This article is a universal article it doesn’t single out a sex, a faith, a culture, or a race. This is a universal truth. Many have associated this saying with relationships. I am in agreement, I am simply associating the phrase “If you lay down with dogs you will get up with fleas” to every type of relationship. Each one of us must examine who we associate with in all areas of our life. It has been said “birds of a feather flock together”. What’s the implication? Glad you asked. The implication is you almost always spend time with people who reflect your values and your belief so anyone who sees you in any particular setting makes the assumption that you are in agreement with the attitudes and behaviors of those you associate with and to make matters worse, depending on who you’re hanging around, the assumption is you are just like them. Don’t get your panties in a bunch you can’t blame people for making that leap. Truth is, if you weren’t in agreement, you couldn’t tolerate being in their presence on a regular basis. It would be a constant battle of the wills if that were so, and who wants to expend that kind of energy? This is not to say that you will never be in the presence of someone who lives their lives contrary to yours, let me just make this point to help you further understand. There are certain conversations friends of mine will have with me and then there are other conversations they won’t have. They respect where I am in life with my walk with Christ so out of that respect their spirit pricks them and says that is not appropriate dialogue around her.  This is not to say that I am so heavenly bound that I am no earthly good, it simply reflects my constant character and people respond in kind. 
 
Let me state up front these examples do not reflect statements from one who is perfect, without sin, or from one who doesn’t happen to slip up every now and then. Always remember it’s never about where you began it’s always about how you finish. Here are a couple of examples; people rarely cuss in my presence and when they do they invariably say, “I’m sorry” or “excuse me”. Now cussing is within their character they just internally realized that they shouldn’t say things of that nature in my presence. This doesn’t make me special or mean that people are not comfortable in my presence, it simply means because of how I consistently carry myself, their spirit simply says, “not her”. Another case in point, people only send me certain texts, if they’re raunchy, over suggestive, and downright offensive, I tend not to get those, although I do know those who get them on a regular basis.

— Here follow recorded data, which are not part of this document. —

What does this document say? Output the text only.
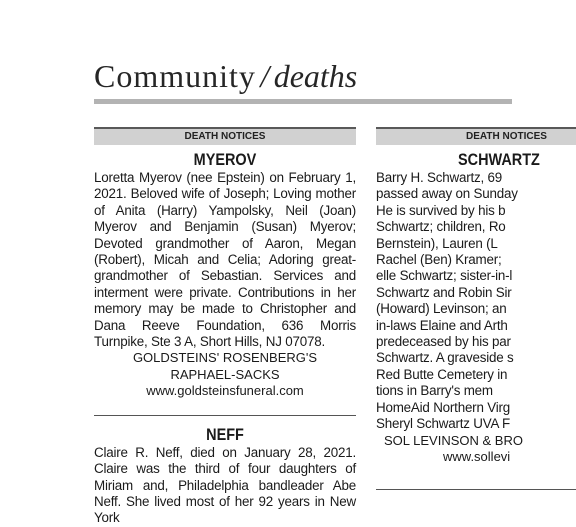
Community / deaths
DEATH NOTICES
MYEROV
Loretta Myerov (nee Epstein) on February 1, 2021. Beloved wife of Joseph; Loving mother of Anita (Harry) Yampolsky, Neil (Joan) Myerov and Benjamin (Susan) Myerov; Devoted grandmother of Aaron, Megan (Robert), Micah and Celia; Adoring great-grandmother of Sebastian. Services and interment were private. Contributions in her memory may be made to Christopher and Dana Reeve Foundation, 636 Morris Turnpike, Ste 3 A, Short Hills, NJ 07078.
GOLDSTEINS' ROSENBERG'S
RAPHAEL-SACKS
www.goldsteinsfuneral.com
NEFF
Claire R. Neff, died on January 28, 2021. Claire was the third of four daughters of Miriam and, Philadelphia bandleader Abe Neff. She lived most of her 92 years in New York
DEATH NOTICES
SCHWARTZ
Barry H. Schwartz, 69
passed away on Sunday
He is survived by his b
Schwartz; children, Ro
Bernstein), Lauren (L
Rachel (Ben) Kramer;
elle Schwartz; sister-in-l
Schwartz and Robin Sir
(Howard) Levinson; an
in-laws Elaine and Arth
predeceased by his par
Schwartz. A graveside s
Red Butte Cemetery in
tions in Barry's mem
HomeAid Northern Virg
Sheryl Schwartz UVA F
SOL LEVINSON & BRO
www.sollevi
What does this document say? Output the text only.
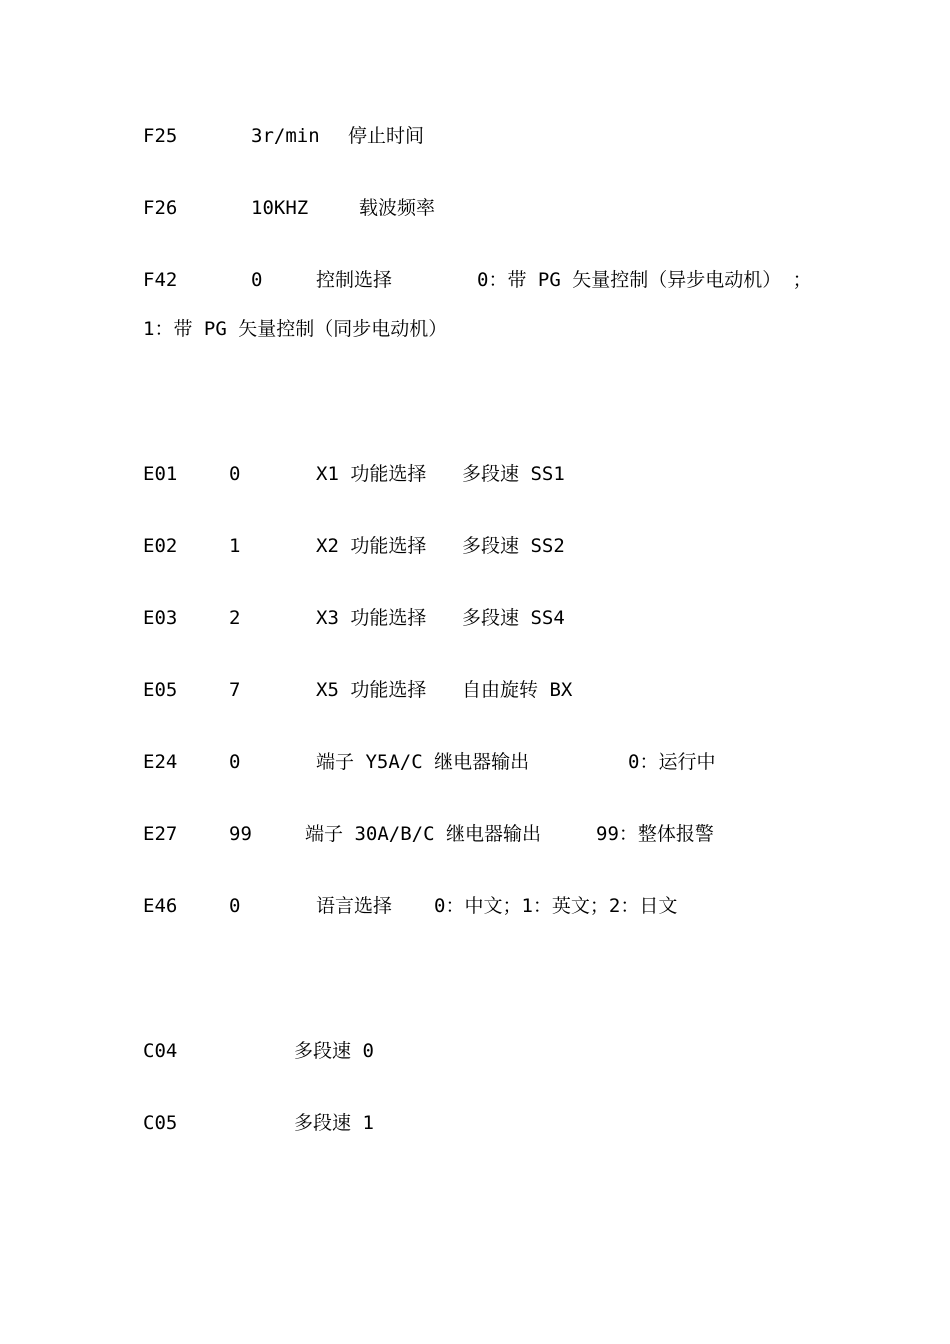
F25	3r/min 停止时间
F26	10KHZ	载波频率
F42	0	控制选择	0：带 PG 矢量控制（异步电动机） ；
1：带 PG 矢量控制（同步电动机）
E01	0	X1 功能选择 多段速 SS1
E02	1	X2 功能选择 多段速 SS2
E03	2	X3 功能选择 多段速 SS4
E05	7	X5 功能选择 自由旋转 BX
E24	0	端子 Y5A/C 继电器输出	0：运行中
E27	99	端子 30A/B/C 继电器输出	99：整体报警
E46	0	语言选择 0：中文；1：英文；2：日文
C04	多段速 0
C05	多段速 1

 My friends don’t have conversations with me glamourizing sex they have had outside of marriage. They may discuss their struggles in that area but we don’t celebrate anything that goes against the word of God. Once again not because I am perfect or judgmental they simply respect the character within.

Scripture says let your light shine before all mankind that they may see your good works and glorify your Father who is in heaven. Scripture also says we are the salt of the earth. What does salt do? It gives flavor and it preserves. Scripture further clarifies in Proverbs 13:20 “he who walks with wise men will be wise, but the companion of fools will suffer harm.” Or again Proverbs 14:7 appears to tie the ability to discern words of knowledge with the men you hang with. If you hang with fools, you will not discern the words of wisdom. You’ll believe anything, no matter how stupid.
So once again, the focus is on who are you hanging with, and, are they a sweet savor to the nostrils of God or are they a fowl stench?
 
Answer the following questions:
1. If trying to grow in your Christian walk who are you spending time with? Is their counsel laced with scripture or worldly principles?
 
2. If trying to strengthen your marriage who are you spending time with? Someone whose counsel biblically strengthens and encourages you or one who is an embarrassment to their spouse?
 
3. If trying to grow professionally who are you using as an example? One who is praise worthy from above or one who is giving you counsel that leaves a sour taste in God’s mouth?
 
4. If trying to raise your children whose advice are you seeking? Is your counsel coming from one who expects their children to do as they say and not as they do? Or is their counsel an example of one who stays at the feet of God in order to receive sound instruction?
 
You get the point. So as I began if you lay down with dogs you will get up with fleas and ask any dog that’s a horrible existence.